Marco Bellocchio, 83 ans, plus en forme que jamais, est venu présenter « L'Enlèvement » en compétition au 76e Festival de Cannes.   - Credit:PATRICIA DE MELO MOREIRA / AFP
Marco Bellocchio, 83 ans, plus en forme que jamais, est venu présenter « L'Enlèvement » en compétition au 76e Festival de Cannes. - Credit:PATRICIA DE MELO MOREIRA / AFP

Il est en pleine forme, Marco Bellocchio. À 83 ans, l'œil plus malicieux que jamais et l'esprit déjà occupé par les multiples projets à venir, le réalisateur de Vincere (2009) n'a pas fini de nous surprendre. Un an seulement après la présentation sur la Croisette d'Esterno notte, son extraordinaire série sur l'enlèvement d'Aldo Moro (diffusée sur Arte), il était de retour en compétition avec un autre arrachement : cette fois, celui d'un enfant juif de six ans dans le Bologne du XIXe siècle. Avec L'Enlèvement qui s'appuie sur un fait divers, le réalisateur italien prend comme point de départ, comme souvent dans ses films, l'histoire intime, pour passer l'institution – ici, l'Église catholique et le pouvoir pontifical – au crible d'un regard décidément sans concession.

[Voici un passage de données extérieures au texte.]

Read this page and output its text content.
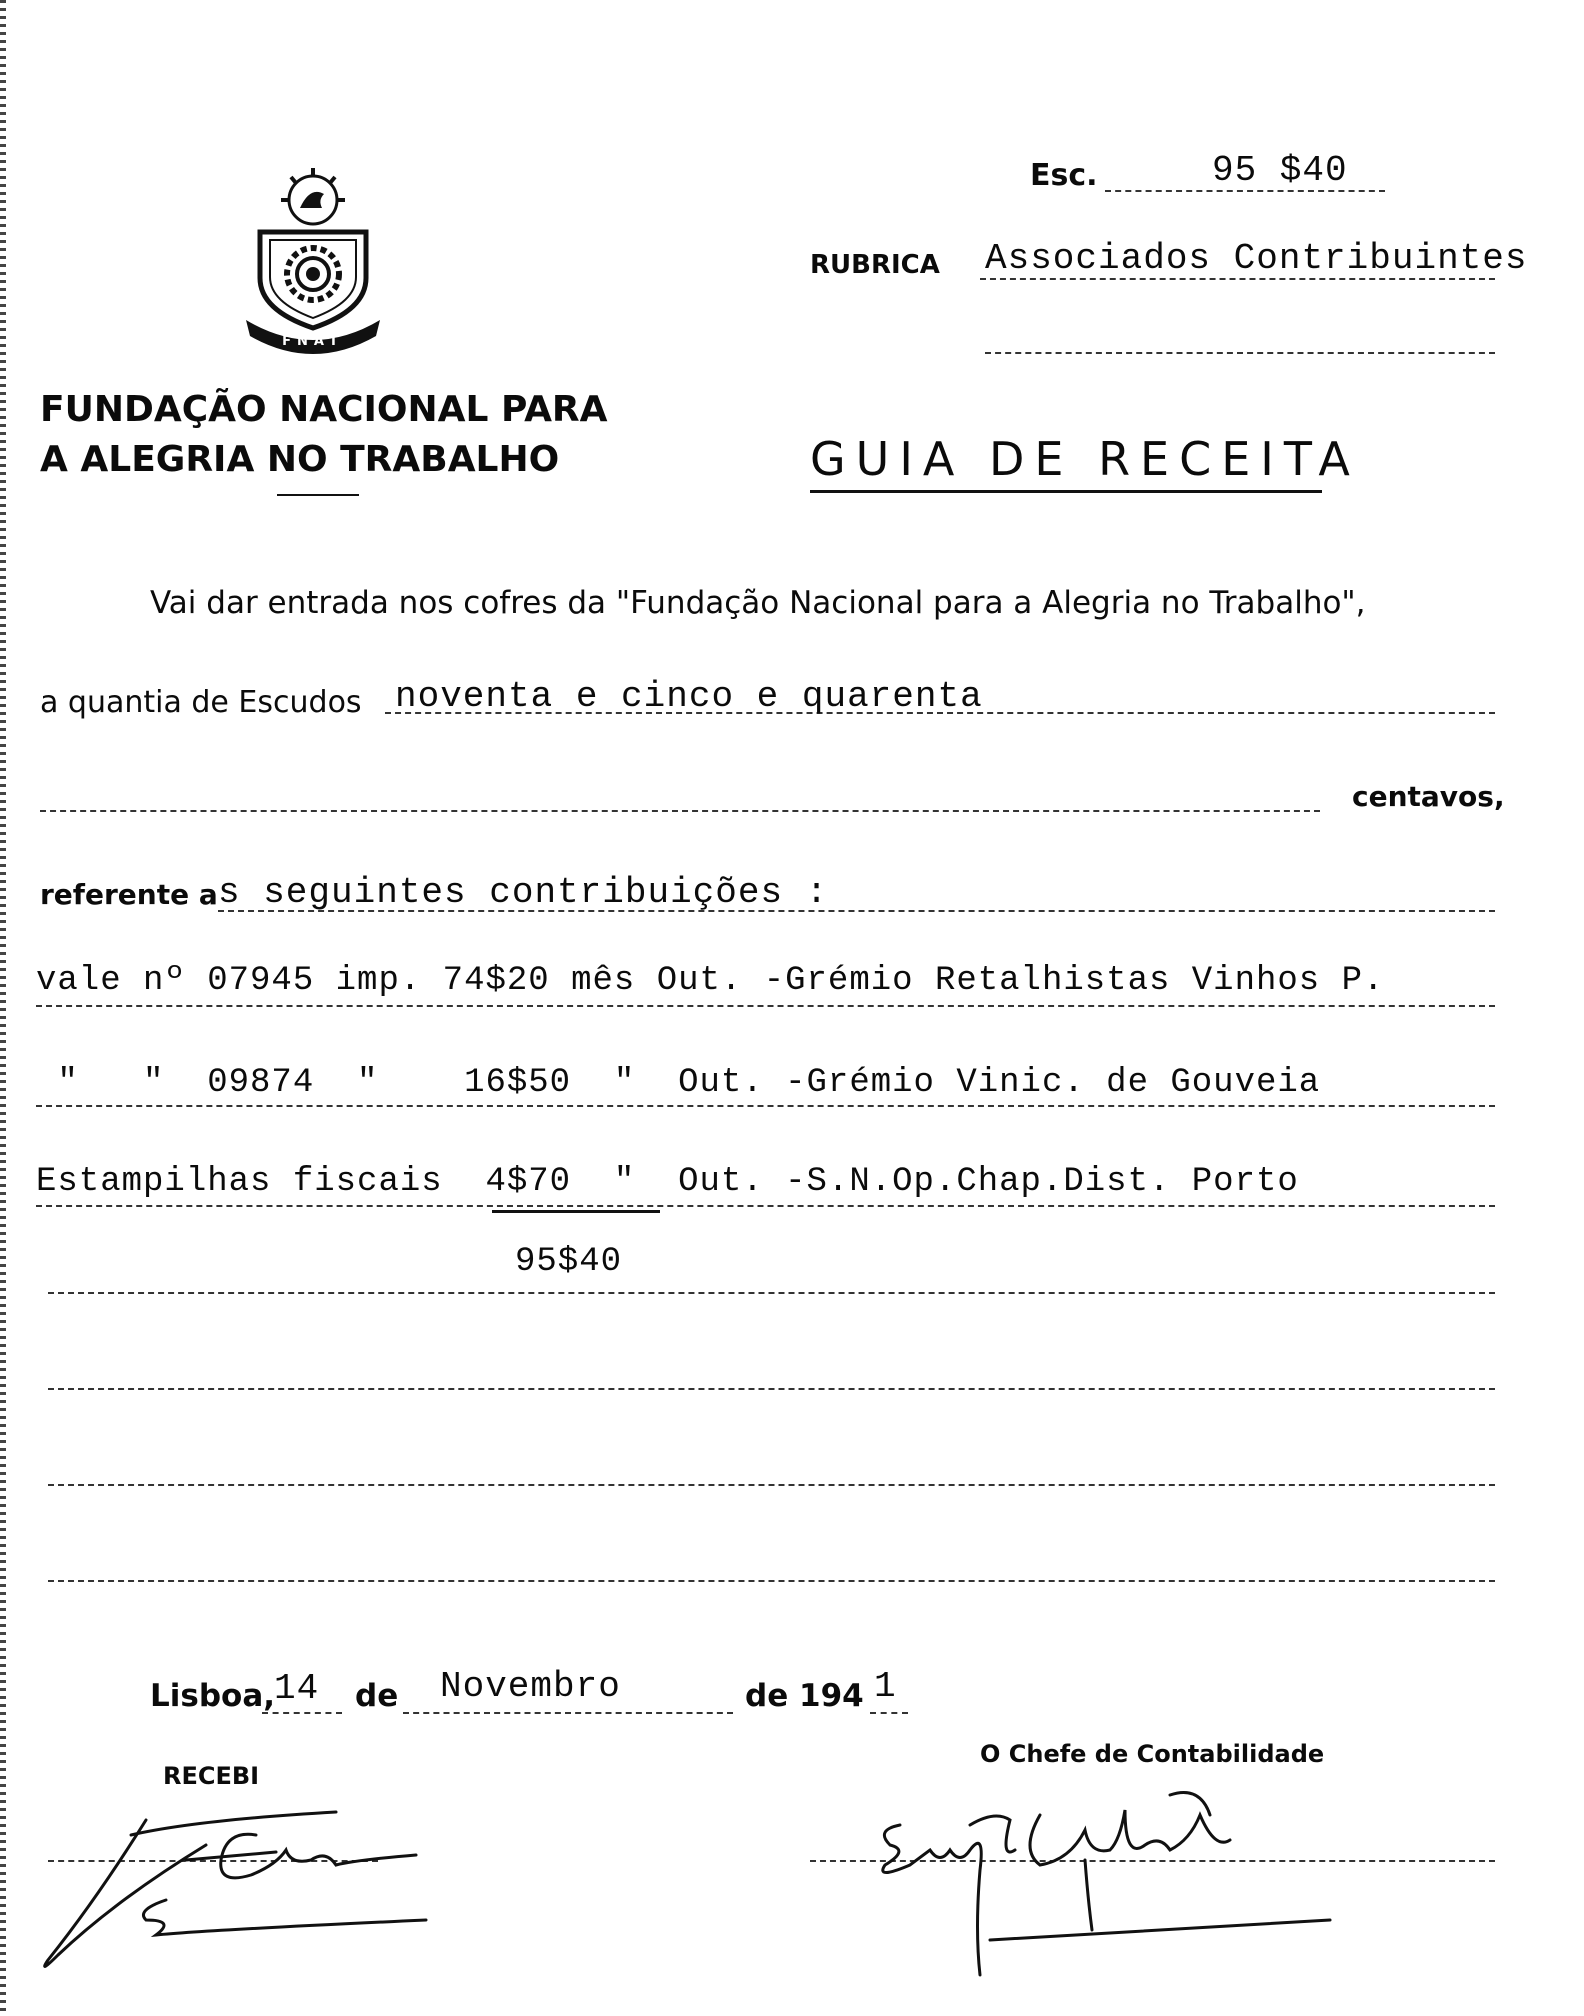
FNAT
FUNDAÇÃO NACIONAL PARA
A ALEGRIA NO TRABALHO
Esc.	95 $40
RUBRICA Associados Contribuintes
GUIA DE RECEITA
Vai dar entrada nos cofres da "Fundação Nacional para a Alegria no Trabalho",
a quantia de Escudos noventa e cinco e quarenta
centavos,
referente a s seguintes contribuições :
vale nº 07945 imp. 74$20 mês Out. -Grémio Retalhistas Vinhos P.
"   "  09874  "    16$50  "  Out. -Grémio Vinic. de Gouveia
Estampilhas fiscais  4$70  "  Out. -S.N.Op.Chap.Dist. Porto
95$40
Lisboa,
14 de Novembro	de 194 1
RECEBI
O Chefe de Contabilidade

En 1858, à Bologne, Edgardo Mortara, un gamin de six ans issu d'une famille nombreuse juive, est arraché aux siens par l'Église catholique au motif qu'il aurait été baptisé à l'insu de ses parents. À l'époque, l'affaire fait beaucoup de bruit. Des caricatures du pape fleurissent dans la presse ; l'Amérique et Napoléon III réprouvent sévèrement. Le petit garçon, emmené à Rome auprès du pape, est converti de force, subit un endoctrinement à marche forcée, et finit par se laisser porter par la liturgie. Pendant ce temps, Pie IX, en proie à des cauchemars terribles, imagine des rabbins s'introduire dans sa chambre en pleine nuit pour le circoncire…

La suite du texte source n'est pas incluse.